The 56-year-old Collins discussed the clash of science and religion last weekend during a conference at Williams College sponsored by the C.S. Lewis Foundation. The writings of the English literature scholar were instrumental in Collins's conversion.
Collins pursues the theme again next week at a convention of the American Scientific Affiliation at Calvin College in Grand Rapids, Mich. The organization of scientists affirms "the divine inspiration, trustworthiness and authority of the Bible" on faith and morals. Collins is a member.
But his most complete argument for God appears in a new book, "The Language of God: A Scientist Presents Evidence for Belief," which addresses two radically divergent audiences:
He asks scientific skeptics to investigate God with the same open-minded zeal they apply to the natural world, saying that there's no incompatibility between belief and scientific rigor.
He tells fellow evangelicals that opposition to evolution -- whether based in the biblical literalism of creationists or "intelligent design" arguments -- undermines the credibility of faith. He finds the first line of thought "fundamentally flawed" and says the second builds upon gaps in evidence that scientists are likely to fill in.
The audience of 200 at Williams gave Collins's views a respectful reception, in contrast to the frosty reaction he got when he said at a national meeting of Christian physicians that the evidence for evolution is "overwhelming."
But scientists are probably the tougher audience. According to Nature, the weekly science journal, "many scientists disagree strongly" with Collins-style arguments, and critics think "more talk of religion is the last thing that science needs."

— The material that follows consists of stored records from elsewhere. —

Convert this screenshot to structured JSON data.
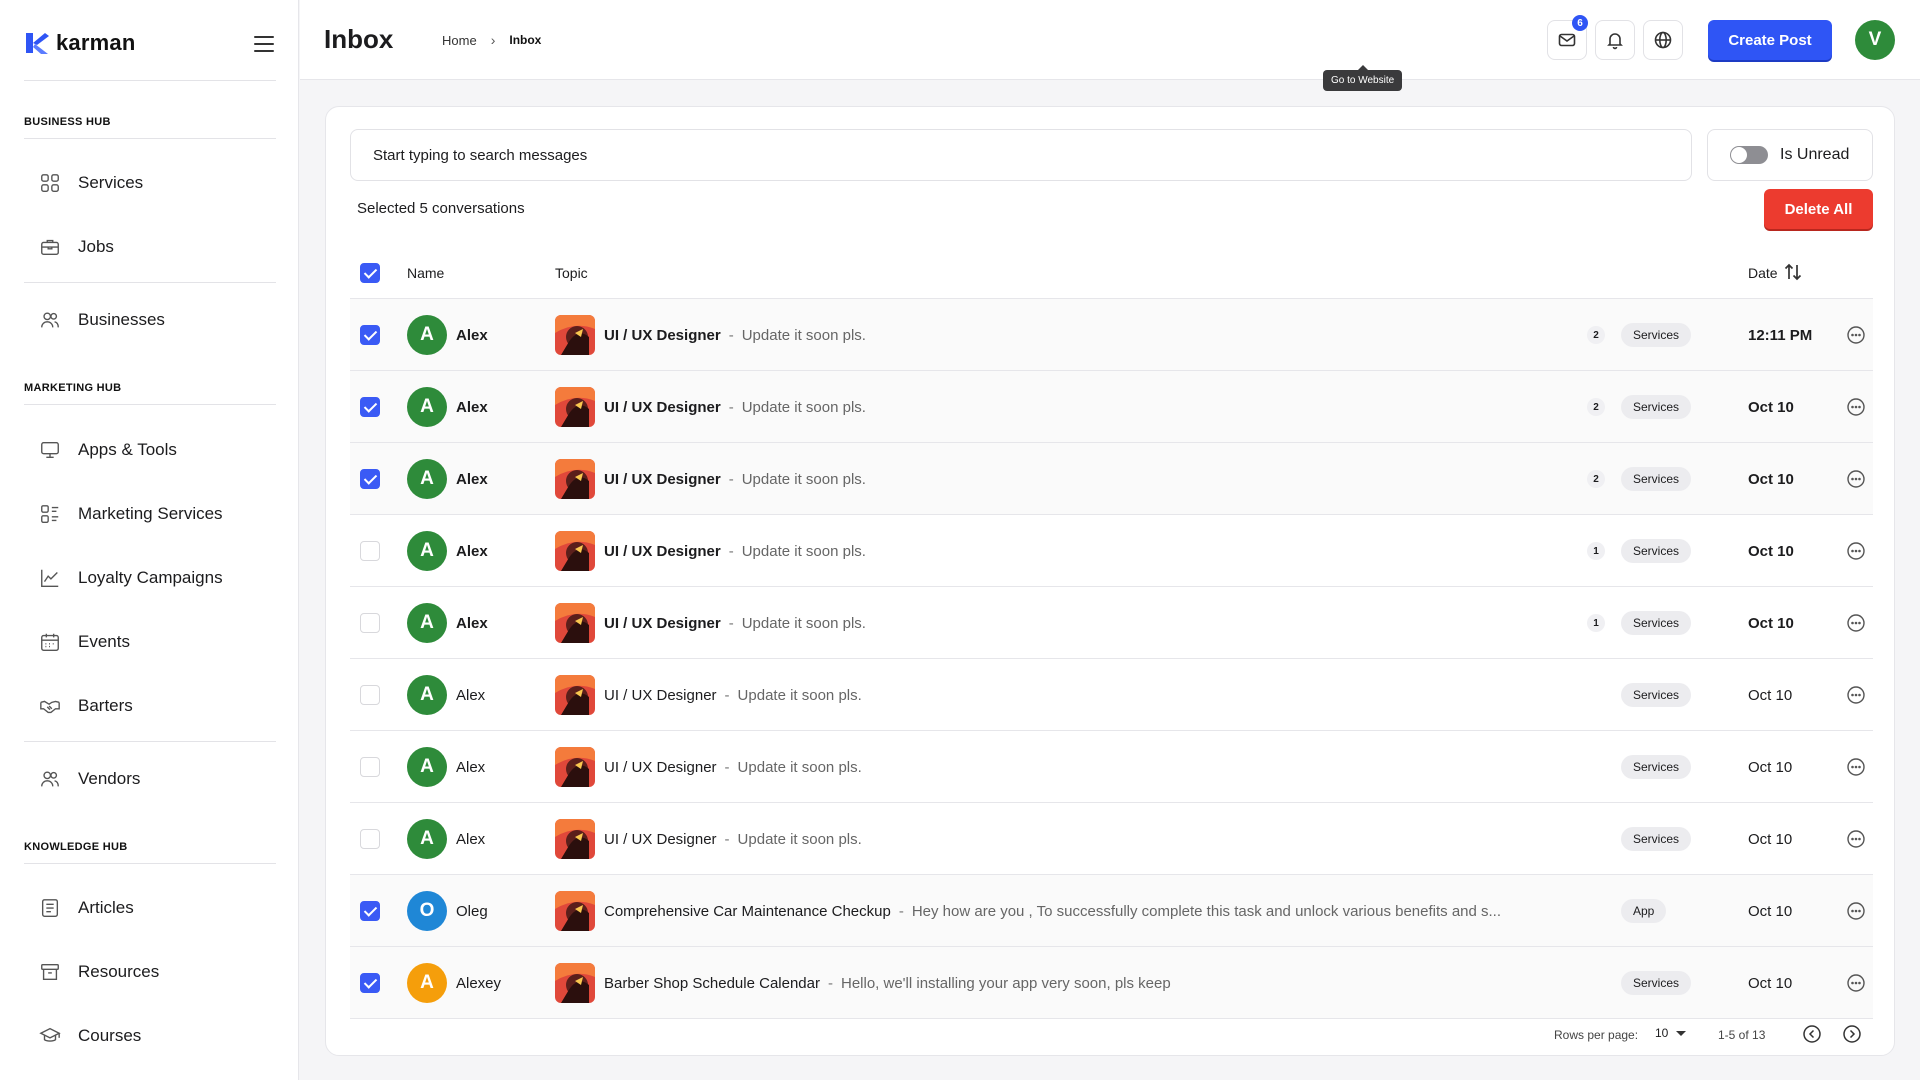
{
  "brand": {
    "name": "karman"
  },
  "sidebar": {
    "hubs": [
      {
        "title": "BUSINESS HUB",
        "items": [
          {
            "label": "Services",
            "icon": "grid-icon"
          },
          {
            "label": "Jobs",
            "icon": "briefcase-icon"
          },
          {
            "label": "Businesses",
            "icon": "people-icon"
          }
        ]
      },
      {
        "title": "MARKETING HUB",
        "items": [
          {
            "label": "Apps & Tools",
            "icon": "monitor-icon"
          },
          {
            "label": "Marketing Services",
            "icon": "list-grid-icon"
          },
          {
            "label": "Loyalty Campaigns",
            "icon": "chart-line-icon"
          },
          {
            "label": "Events",
            "icon": "calendar-icon"
          },
          {
            "label": "Barters",
            "icon": "handshake-icon"
          },
          {
            "label": "Vendors",
            "icon": "people-icon"
          }
        ]
      },
      {
        "title": "KNOWLEDGE HUB",
        "items": [
          {
            "label": "Articles",
            "icon": "article-icon"
          },
          {
            "label": "Resources",
            "icon": "archive-icon"
          },
          {
            "label": "Courses",
            "icon": "graduation-cap-icon"
          }
        ]
      }
    ]
  },
  "header": {
    "title": "Inbox",
    "breadcrumb": [
      "Home",
      "Inbox"
    ],
    "mail_badge": "6",
    "tooltip": "Go to Website",
    "create_label": "Create Post",
    "user_initial": "V"
  },
  "toolbar": {
    "search_placeholder": "Start typing to search messages",
    "unread_label": "Is Unread",
    "unread_on": false,
    "selected_text": "Selected 5 conversations",
    "delete_label": "Delete All"
  },
  "table": {
    "columns": {
      "name": "Name",
      "topic": "Topic",
      "date": "Date"
    },
    "all_checked": true,
    "rows": [
      {
        "checked": true,
        "bold": true,
        "initial": "A",
        "avatar_color": "#2e8b3a",
        "name": "Alex",
        "subject": "UI / UX Designer",
        "preview": "Update it soon pls.",
        "count": "2",
        "tag": "Services",
        "date": "12:11 PM"
      },
      {
        "checked": true,
        "bold": true,
        "initial": "A",
        "avatar_color": "#2e8b3a",
        "name": "Alex",
        "subject": "UI / UX Designer",
        "preview": "Update it soon pls.",
        "count": "2",
        "tag": "Services",
        "date": "Oct 10"
      },
      {
        "checked": true,
        "bold": true,
        "initial": "A",
        "avatar_color": "#2e8b3a",
        "name": "Alex",
        "subject": "UI / UX Designer",
        "preview": "Update it soon pls.",
        "count": "2",
        "tag": "Services",
        "date": "Oct 10"
      },
      {
        "checked": false,
        "bold": true,
        "initial": "A",
        "avatar_color": "#2e8b3a",
        "name": "Alex",
        "subject": "UI / UX Designer",
        "preview": "Update it soon pls.",
        "count": "1",
        "tag": "Services",
        "date": "Oct 10"
      },
      {
        "checked": false,
        "bold": true,
        "initial": "A",
        "avatar_color": "#2e8b3a",
        "name": "Alex",
        "subject": "UI / UX Designer",
        "preview": "Update it soon pls.",
        "count": "1",
        "tag": "Services",
        "date": "Oct 10"
      },
      {
        "checked": false,
        "bold": false,
        "initial": "A",
        "avatar_color": "#2e8b3a",
        "name": "Alex",
        "subject": "UI / UX Designer",
        "preview": "Update it soon pls.",
        "count": "",
        "tag": "Services",
        "date": "Oct 10"
      },
      {
        "checked": false,
        "bold": false,
        "initial": "A",
        "avatar_color": "#2e8b3a",
        "name": "Alex",
        "subject": "UI / UX Designer",
        "preview": "Update it soon pls.",
        "count": "",
        "tag": "Services",
        "date": "Oct 10"
      },
      {
        "checked": false,
        "bold": false,
        "initial": "A",
        "avatar_color": "#2e8b3a",
        "name": "Alex",
        "subject": "UI / UX Designer",
        "preview": "Update it soon pls.",
        "count": "",
        "tag": "Services",
        "date": "Oct 10"
      },
      {
        "checked": true,
        "bold": false,
        "initial": "O",
        "avatar_color": "#1f87d6",
        "name": "Oleg",
        "subject": "Comprehensive Car Maintenance Checkup",
        "preview": "Hey how are you , To successfully complete this task and unlock various benefits and s...",
        "count": "",
        "tag": "App",
        "date": "Oct 10"
      },
      {
        "checked": true,
        "bold": false,
        "initial": "A",
        "avatar_color": "#f59e0b",
        "name": "Alexey",
        "subject": "Barber Shop Schedule Calendar",
        "preview": "Hello, we'll installing your app very soon, pls keep",
        "count": "",
        "tag": "Services",
        "date": "Oct 10"
      }
    ]
  },
  "pagination": {
    "rows_label": "Rows per page:",
    "rows_value": "10",
    "range": "1-5 of 13"
  }
}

Surveys have indicated that 40 percent of scientists are religious, Collins said, but "if 40 percent of my own scientific colleagues are believers in a personal God, they're keeping pretty quiet about it."

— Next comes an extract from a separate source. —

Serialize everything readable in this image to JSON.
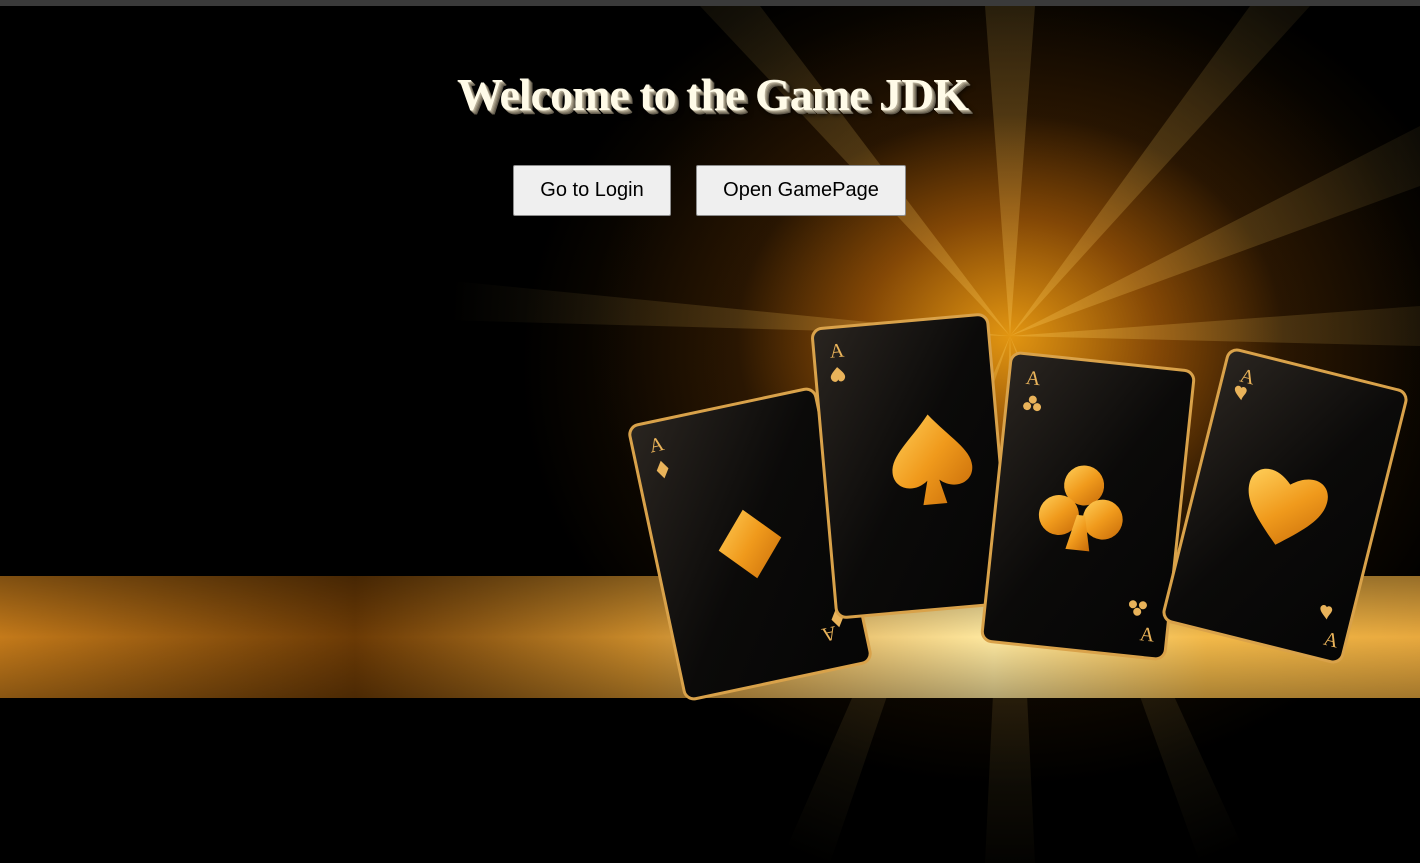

"For a scientist, it's uncomfortable to admit there are questions that your scientific method isn't going to be able to address," he said. Besides, scientists are busy and focused -- they often don't take the time to explore "these more profound eternal questions."
In his talk, Collins said he was raised by nonreligious parents and became "an obnoxious atheist." But as a medical student, he wondered why patients who were suffering and dying retained faith in God.
He realized that as a scientist, "you're not supposed to decide something is true until you've looked at the data. And yet I had become an atheist without ever looking at the evidence whether God exists or not."
He began looking and early in the process read Lewis's "Mere Christianity."
"In the very first chapter," he said, "all my arguments about the irrationality of faith lay in ruins."
Yet he was besieged by doubts during two years of struggle and study. Finally, he went hiking in Oregon's Cascade Mountains. One morning, he said, "I fell on my knees and asked Christ to be my lord and savior. And he has been there ever since, the past 28 years, as the rock on which I stand."
Unimpressed by denominational differences, Collins has worshipped in a variety of Protestant churches while living the itinerant life of an academic. He became a Methodist at the University of North Carolina, an American Baptist at Yale and a Southern Baptist at the University of Michigan. He currently belongs to Fourth Presbyterian Church in Bethesda.
Collins writes that "it is time to call a truce in the escalating war between science and spirit," in which the dominant voices have belonged to narrow, anti-God materialists and believers who spurn orthodox science.
He says both approaches are "profoundly dangerous. Both deny truth. Both will diminish the nobility of humankind. Both will be devastating to our future. And both are unnecessary."